Kayapa Janji Ikam Tanya Bunda Noormiliyani (4)

Saya yang sudah patah arang pada akhirnya tidak pernah mengutak-atik aplikasi itu lagi. Tentu tidak mungkin bagi saya waktu itu datang keliling-keliling ke SKPD terkait untuk menjelaskan hal ini sementara tidak ada legacy dari Bupati wkwakwkakw. Ya dan saya jalani kehidupan sehari-hari dengan berkutat pada urusan manajemen kepegawaian di subbid Kespeg saat itu.

Beberapa minggu berlalu, teman SMA saya yang kebetulan mengurus urusan rumah tangga pimpinan menelpon saya, atau saya yang menelpon lupa juga. Dari pembicaraan kesana kemari dia mengajak saya untuk ke rumah dinas Bupati karena kebetulan mau ada rehab sedikit dan yang merancang nya juga adalah teman kami semasa SMA yang saat itu lulusan Arsitektur. Pertanyaan saya kepadanya adalah “Ada ibunya lah?” (ada ibu bupatinya gak?). Kemudian dia jawab tidak ada maka saya berani kesana. Naik ke lantai 2, bertemu mereka berdua, dengan tukang dan beberapa orang lainnya.
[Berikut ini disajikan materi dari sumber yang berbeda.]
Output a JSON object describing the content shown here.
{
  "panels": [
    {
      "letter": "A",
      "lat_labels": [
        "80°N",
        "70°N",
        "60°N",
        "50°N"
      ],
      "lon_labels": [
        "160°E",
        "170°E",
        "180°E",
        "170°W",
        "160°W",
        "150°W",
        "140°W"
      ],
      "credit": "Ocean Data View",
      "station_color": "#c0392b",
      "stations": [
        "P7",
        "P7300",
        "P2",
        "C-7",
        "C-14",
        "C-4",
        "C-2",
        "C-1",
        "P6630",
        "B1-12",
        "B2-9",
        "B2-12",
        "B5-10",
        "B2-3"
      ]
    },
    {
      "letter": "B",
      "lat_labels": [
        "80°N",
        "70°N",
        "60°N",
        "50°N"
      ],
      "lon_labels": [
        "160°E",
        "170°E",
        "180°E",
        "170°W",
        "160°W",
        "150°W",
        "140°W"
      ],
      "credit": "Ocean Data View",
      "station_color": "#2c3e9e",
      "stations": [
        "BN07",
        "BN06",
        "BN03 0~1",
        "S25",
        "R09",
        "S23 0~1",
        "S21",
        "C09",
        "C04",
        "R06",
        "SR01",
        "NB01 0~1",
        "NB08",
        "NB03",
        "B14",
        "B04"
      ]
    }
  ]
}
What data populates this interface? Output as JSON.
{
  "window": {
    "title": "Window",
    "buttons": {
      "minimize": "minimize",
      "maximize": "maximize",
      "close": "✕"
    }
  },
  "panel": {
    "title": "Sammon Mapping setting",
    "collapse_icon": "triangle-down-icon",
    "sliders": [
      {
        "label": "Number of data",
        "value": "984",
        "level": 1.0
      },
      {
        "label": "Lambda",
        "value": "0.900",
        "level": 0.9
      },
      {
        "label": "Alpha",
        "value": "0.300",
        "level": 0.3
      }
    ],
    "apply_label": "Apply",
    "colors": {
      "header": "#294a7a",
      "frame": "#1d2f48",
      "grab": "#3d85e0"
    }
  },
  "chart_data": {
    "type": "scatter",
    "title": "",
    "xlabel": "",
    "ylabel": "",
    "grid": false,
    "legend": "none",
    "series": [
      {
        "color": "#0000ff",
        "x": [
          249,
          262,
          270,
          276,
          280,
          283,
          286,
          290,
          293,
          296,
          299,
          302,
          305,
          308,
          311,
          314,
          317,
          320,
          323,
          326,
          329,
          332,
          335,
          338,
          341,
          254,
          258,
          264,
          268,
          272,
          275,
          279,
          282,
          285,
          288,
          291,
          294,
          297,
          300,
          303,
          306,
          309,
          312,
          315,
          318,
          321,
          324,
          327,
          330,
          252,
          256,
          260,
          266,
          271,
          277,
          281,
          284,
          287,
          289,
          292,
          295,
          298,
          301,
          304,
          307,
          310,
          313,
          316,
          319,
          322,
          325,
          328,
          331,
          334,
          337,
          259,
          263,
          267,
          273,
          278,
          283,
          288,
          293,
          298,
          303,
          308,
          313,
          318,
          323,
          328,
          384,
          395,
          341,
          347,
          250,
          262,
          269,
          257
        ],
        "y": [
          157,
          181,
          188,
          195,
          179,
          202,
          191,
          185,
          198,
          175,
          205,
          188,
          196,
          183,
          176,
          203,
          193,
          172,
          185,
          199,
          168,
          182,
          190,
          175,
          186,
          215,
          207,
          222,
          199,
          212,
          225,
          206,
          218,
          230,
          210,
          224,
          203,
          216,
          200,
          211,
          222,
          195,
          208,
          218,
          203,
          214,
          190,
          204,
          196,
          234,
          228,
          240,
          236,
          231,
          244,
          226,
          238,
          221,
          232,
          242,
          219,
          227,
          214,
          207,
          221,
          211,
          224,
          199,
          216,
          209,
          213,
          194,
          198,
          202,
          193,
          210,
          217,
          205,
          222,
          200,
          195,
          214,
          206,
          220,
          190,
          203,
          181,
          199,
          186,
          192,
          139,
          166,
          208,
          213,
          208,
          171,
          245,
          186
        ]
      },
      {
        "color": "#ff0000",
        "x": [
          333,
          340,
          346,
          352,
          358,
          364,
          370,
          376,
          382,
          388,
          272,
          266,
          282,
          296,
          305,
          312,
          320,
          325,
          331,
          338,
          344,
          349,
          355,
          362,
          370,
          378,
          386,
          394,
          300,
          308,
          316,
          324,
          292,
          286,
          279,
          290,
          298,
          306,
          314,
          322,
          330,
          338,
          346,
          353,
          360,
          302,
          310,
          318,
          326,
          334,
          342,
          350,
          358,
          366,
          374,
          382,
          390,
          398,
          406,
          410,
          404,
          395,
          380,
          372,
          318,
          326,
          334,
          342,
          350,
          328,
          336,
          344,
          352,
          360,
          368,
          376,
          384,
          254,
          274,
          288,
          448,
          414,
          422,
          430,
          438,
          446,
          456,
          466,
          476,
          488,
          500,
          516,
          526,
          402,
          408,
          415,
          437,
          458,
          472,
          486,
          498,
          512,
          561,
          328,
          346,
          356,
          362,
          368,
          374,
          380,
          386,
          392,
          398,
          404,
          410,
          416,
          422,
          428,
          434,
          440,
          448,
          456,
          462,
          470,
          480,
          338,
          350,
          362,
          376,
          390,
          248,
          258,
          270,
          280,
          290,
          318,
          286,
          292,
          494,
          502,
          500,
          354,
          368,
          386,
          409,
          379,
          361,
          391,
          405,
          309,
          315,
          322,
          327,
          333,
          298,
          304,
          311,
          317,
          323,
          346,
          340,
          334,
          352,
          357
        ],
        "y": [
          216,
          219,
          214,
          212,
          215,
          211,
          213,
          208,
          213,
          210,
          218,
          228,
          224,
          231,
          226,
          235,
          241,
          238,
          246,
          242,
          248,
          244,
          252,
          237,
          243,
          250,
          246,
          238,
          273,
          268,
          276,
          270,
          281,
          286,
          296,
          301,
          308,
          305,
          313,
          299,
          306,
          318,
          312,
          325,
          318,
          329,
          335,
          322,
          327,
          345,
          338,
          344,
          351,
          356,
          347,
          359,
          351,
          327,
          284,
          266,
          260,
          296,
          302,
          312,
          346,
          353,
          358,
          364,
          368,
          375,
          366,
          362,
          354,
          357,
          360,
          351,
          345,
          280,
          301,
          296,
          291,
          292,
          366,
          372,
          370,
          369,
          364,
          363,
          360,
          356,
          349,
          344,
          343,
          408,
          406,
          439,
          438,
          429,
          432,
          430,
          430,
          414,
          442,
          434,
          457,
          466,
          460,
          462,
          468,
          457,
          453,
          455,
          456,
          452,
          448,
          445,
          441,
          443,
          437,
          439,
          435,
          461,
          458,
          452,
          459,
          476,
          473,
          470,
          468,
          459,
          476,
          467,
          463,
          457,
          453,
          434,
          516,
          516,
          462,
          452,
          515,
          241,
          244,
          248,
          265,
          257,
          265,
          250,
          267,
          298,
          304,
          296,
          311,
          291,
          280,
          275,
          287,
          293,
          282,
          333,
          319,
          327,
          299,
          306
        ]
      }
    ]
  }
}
Itu adalah hari dimana pertama kalinya saya naik ke lantai 2 kediaman beliau. (Kesempatan naik ke lantai 2 itu baru kembali di akhir-akhir tahun 2022 wkakwakwkwaw. menjelang berakhirnya masa jabatan beliau).

Tiba-tiba tidak disangka-sangka beliau datang, naik ke lantai 2, dengan langkah tegapnya langsung bertanya kepada teman saya “Bagaimana?” lalu beliau dan mereka mulai berbicara tentang rencana renovasi itu. Saya yang tidak bisa lari hanya bisa menunduk sambil merendahkan baju agar nametag saya tidak terbaca dan berharap beliau tidak kenal atau lupa dengan saya.
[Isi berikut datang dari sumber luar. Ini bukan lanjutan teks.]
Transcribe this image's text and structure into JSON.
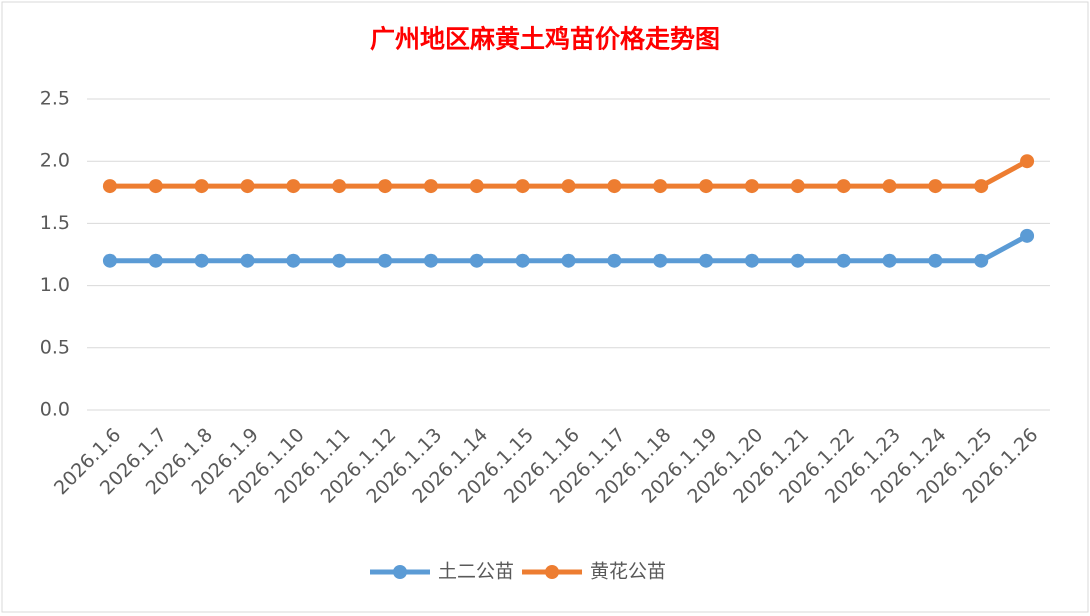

Hal menarik yang menguatkan saya bahwa beliau “orang benar” sebagai Bupati selain pada saat perkenalan aplikasi e-Bulin tertawa yang tertolak sebelumnya itu terjadi pada hari itu. Setelah selesai masalah rehab merehab renov merenov, beliau berbicara dengan nada tingginya, bercerita bahwa sebelumnya beliau bertemu seseorang tentang bagaimana caranya mengentaskan desa tertinggal, desa berkembang agar menjadi desa maju atau bahkan desa mandiri. Saya lupa analoginya, tetapi kurang lebih seperti ini : penilaian desa tertinggal, berkembang, maju dan mandiri dinilai dari beberapa indikator. Anggap saja sebuah desa indikatornya ada jembatan, ada pos kamling dengan poin masing-masing 5. Jadi Jika ada jembatan maka (5) dan ada pos kamling (5) maka poinnya 10. Jika tidak ada jembatan, maka fasilitas di pos kamling itu di tambah misalnya ada TV dan ada AC sehingga nilainya Jembatan (0) dan Pos Kamling (10) maka hasilnya akan sama menjadi 10. Mendengar usulan tersebut beliau pun memberi komentar dengan nada tegas : “Kalau seperti itu tidak setara namanya, saya mau membangun batola setara, kalau desa harus punya jembatan ya harus dibangun jembatannya, bukan dihias pos kamlingnya, kalau sekedar mengakali angka-angka indikantor tidak perlu bertahun-tahun untuk membuat desa semuanya jadi desa maju, tetapi bukan seperti ini yang saya mau. Itu namanya pembangunan bohong-bohongan”. Nah itulah kali kedua saya mendengar statment beliau tentang seperti apa Batola yang beliau inginkan. Semenjak itu saya yakin dan percaya dengan kerja keras beliau adalah untuk Barito Kuala.

Tapi cerita tidak berakhir di obrolan itu, tiba-tiba beliau menatap saya dan berkata “Ey, kayapa? janji ikam mana?” (Eh, bagaimana, mana janji kamu?). Dengan tanpa sadar saya berkata “Hah, ingat kah pian bu?” (hah, ibu masih ingat ya? ) dan saya pun langsung diketawakan oleh mereka-mereka yang duduk dimeja panjang itu. Padahal saya sudah tidak mengerjakan lagi, dan janji itu pada akhirnya tidak pernah terealisasi, tapi saya terkejut beliau ternyata ingat saya dan janji saya itu. wkawkawkakw. nasibbbbbb..nasibbbb.